Care worker claims National Minimum Wage for whole sleep-in shift
Ms Tomlinson-Blake cared for two vulnerable adults in their own home. As well as working days shifts, she had to carry out a sleep-in shift between 10pm and 7am for which she received a payment of £29.05 per shift. During the sleep-in shift, she had to stay at the clients’ house but was expected to sleep - she did not have to perform any duties but had to keep an ear out in case her clients’ needed her help. She was provided with her own bedroom and a shared bathroom. Over the previous 16 months, she only had to get up on six occasions and had been paid at her normal rate of pay for that time.
She claimed that she was entitled to the NMW for the whole sleep-in shift.
The Employment Tribunal and Employment Appeal Tribunal agreed, ruling that she was working for the whole of the shift.

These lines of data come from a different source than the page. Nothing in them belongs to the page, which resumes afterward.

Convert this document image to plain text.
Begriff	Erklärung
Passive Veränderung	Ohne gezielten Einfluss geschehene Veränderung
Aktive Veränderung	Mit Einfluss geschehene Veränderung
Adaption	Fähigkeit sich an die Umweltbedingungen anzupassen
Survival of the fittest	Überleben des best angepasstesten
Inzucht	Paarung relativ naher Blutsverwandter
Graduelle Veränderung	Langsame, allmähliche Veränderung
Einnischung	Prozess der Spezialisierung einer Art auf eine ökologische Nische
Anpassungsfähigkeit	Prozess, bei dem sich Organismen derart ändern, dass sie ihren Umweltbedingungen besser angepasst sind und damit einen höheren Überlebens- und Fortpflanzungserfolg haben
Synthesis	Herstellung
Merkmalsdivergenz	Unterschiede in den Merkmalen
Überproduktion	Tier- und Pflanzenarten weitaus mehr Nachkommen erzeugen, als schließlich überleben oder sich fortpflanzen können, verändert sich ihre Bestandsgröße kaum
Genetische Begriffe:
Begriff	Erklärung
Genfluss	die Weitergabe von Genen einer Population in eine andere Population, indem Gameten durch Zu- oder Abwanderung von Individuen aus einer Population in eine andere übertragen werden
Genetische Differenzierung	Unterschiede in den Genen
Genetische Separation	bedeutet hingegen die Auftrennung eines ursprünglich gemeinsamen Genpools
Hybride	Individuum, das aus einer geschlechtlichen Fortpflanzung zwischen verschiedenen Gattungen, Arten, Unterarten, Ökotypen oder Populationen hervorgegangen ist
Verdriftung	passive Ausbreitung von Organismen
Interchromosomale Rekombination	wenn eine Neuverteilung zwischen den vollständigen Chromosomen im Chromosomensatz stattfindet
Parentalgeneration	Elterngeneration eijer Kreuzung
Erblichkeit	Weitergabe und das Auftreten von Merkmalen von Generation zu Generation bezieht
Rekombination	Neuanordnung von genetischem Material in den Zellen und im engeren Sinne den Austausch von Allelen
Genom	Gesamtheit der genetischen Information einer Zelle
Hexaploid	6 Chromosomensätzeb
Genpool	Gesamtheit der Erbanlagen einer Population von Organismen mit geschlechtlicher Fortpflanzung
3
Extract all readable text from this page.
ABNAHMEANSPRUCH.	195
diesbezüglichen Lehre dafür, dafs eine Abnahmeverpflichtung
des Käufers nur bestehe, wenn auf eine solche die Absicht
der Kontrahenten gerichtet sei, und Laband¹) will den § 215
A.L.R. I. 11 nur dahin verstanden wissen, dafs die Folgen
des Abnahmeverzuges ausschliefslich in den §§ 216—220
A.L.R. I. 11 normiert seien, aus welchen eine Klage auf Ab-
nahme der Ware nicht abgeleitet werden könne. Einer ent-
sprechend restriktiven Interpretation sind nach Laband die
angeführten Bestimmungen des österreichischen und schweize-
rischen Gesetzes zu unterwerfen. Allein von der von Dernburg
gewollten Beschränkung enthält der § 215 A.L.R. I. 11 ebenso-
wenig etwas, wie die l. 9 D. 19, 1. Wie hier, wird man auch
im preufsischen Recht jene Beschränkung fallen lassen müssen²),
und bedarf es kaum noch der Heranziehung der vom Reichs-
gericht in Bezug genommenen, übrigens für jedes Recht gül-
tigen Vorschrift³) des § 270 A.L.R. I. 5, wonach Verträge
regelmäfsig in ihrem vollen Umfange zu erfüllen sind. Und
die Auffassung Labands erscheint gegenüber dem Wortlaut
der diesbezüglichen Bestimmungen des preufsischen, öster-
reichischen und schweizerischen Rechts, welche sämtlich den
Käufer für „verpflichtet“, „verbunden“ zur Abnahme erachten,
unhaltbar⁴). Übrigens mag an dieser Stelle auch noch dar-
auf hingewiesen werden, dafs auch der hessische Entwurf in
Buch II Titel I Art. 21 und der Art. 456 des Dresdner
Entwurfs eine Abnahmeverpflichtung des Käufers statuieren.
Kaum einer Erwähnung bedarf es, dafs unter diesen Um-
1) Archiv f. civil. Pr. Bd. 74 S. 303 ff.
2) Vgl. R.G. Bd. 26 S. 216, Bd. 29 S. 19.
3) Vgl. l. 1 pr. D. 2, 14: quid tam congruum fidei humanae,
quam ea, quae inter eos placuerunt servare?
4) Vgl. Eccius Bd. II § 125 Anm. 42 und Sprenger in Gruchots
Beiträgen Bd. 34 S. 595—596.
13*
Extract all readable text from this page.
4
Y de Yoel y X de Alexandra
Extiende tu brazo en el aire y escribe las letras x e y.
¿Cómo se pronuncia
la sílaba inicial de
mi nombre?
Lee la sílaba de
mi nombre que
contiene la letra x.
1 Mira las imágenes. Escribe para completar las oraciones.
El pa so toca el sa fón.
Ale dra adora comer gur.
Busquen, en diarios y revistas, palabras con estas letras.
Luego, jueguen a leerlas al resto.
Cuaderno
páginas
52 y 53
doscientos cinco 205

Mencap appealed to the Court of Appeal which upheld the appeal, ruling that sleep-in workers were only entitled to the National Minimum Wage for the time when they were required to be awake for the purposes of working.
Ms Tomlinson-Blake appealed to the Supreme Court.
Supreme Court rejects claim
The Supreme Court dismissed the appeal. After reviewing the history of the National Minimum Wage legislation, it considered it significant that the legislation was intended to implement recommendations in the Low Pay Commission’s report. That report recommended that sleep-in workers should receive an allowance, agreed with their employer, and not the NMW, unless they were awake for the purposes of working. The sleep-in exception was included in the legislation to implement that recommendation.
The Supreme Court ruled that a sleep-in worker is not working for National Minimum Wage purposes if they are asleep. They are only working if they are awake, and then only if they are required to be awake for the purposes of working.
To determine when a worker is awake for the purposes of working during a sleep-in shift, it is necessary to look at the arrangements between the employer and the worker to see what the worker is required to do when awake. The worker must have some duties to perform. If the only requirement is for them to respond to emergency calls, their time during the sleep-in shift is not included in the National Minimum Wage calculation unless they actually answer an emergency call. It does not matter how many times they are in fact woken to deal with an emergency. However, if they answer an emergency call, the time spent dealing with the emergency is included in the calculation.
What does this mean?
The ruling will reassure employers in sectors such as social care, the NHS and education (boarding schools), who engage workers to undertake sleep-in shifts. Workers who are required to be at their workplace so they are available to work if called on, but who are expected to sleep for the majority of their shift, will not be entitled to the National Minimum Wage for the whole shift. They will only be entitled to the National Minimum Wage if they are actually working.
The decision will be a great relief to many independent schools. Generally, it is likely that most schools will be complying with the legislation on this issue. However, each case will depend on the specific facts and the approach taken by the school in question.
The judgment is limited to cases where workers are expected to sleep throughout their shift. It does not apply to workers who are expected to work but who are permitted to sleep in between tasks. They may well be regarded as working throughout the shift and entitled to the National Minimum Wage for the whole shift.